Tu as été invité par les Nets à disputer la Summer League, peux-tu nous dire quand ont commencé les contacts avec les Nets et comment cela s’est-il passé ?

Vincent : Les contacts ont été pris avec mon agent, c’est lui qui gère ce genre de choses. Quant on me sollicite et c’est lui qui gère. Apparemment mon profil les intéressait.

La Summer League de Vegas a commencé le 7 juillet dernier mais on t’a vu présent à New-York près de 15 jours avant notamment au NBA Store avec Rudy Gobert, qu’as-tu fait d’autre durant tout ce temps ?

Capture d’écran 2017-07-24 à 16.51.04.pngVincent : Pour bien préparer la Summer League, avec mon agent, on a pensé que ce serait une bonne chose de se préparer physiquement et mentalement. On voulait prendre ça au sérieux. Donc j’ai eu une préparation avec un entraîneur et des consignes à respecter pour l’alimentation, le sommeil etc. Le soir on allait entre potes se détendre pour décompresser et évacuer le stress et la fatigue.

Tu as rejoint un groupe de 15 joueurs dont certains sont sous contrat avec les Nets et d’autres qui comme toi ambitionnent de gratter une place en NBA. Comment as tu été intégré et comment cela se traduit dans l’ambiance au quotidien ? Étiez-vous fixés sur vos objectifs individuels ou aviez-vous plutôt la volonté de s’entraider pour tirer le meilleur de chacun ?

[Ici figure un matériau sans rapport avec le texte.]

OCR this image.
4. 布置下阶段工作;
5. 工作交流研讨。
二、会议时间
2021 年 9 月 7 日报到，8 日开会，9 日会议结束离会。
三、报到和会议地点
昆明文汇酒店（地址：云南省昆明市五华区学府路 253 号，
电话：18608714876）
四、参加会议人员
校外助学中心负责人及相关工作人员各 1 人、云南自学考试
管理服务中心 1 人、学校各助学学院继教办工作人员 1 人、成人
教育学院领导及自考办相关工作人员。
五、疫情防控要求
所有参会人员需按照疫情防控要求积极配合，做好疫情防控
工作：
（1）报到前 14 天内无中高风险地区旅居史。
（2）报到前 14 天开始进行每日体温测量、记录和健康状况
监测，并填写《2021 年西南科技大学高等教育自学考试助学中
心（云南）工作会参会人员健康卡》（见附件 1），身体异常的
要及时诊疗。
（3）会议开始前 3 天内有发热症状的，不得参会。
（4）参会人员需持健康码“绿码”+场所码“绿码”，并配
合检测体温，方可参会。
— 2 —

Vincent : L’intégration s’est faite sans problèmes. On avait tous le même objectif. Une émulation s’est créée et on s’est tous encouragé. Loin de nos habitudes en France, on était là-bas pour performer une fois de plus. Le travail en équipe est une bonne chose.

Nous avons suivi avec beaucoup d’attention tes débuts et notamment ce premier match contre les Hawks. Un match particulier puisque tu joues 8 minutes mais prend rapidement 4 fautes et où tu semblais avoir eu pour consigne de ne pas prendre de shoot. Ensuite tu ne joues pas le second match, comment a tu vécus ces débuts ?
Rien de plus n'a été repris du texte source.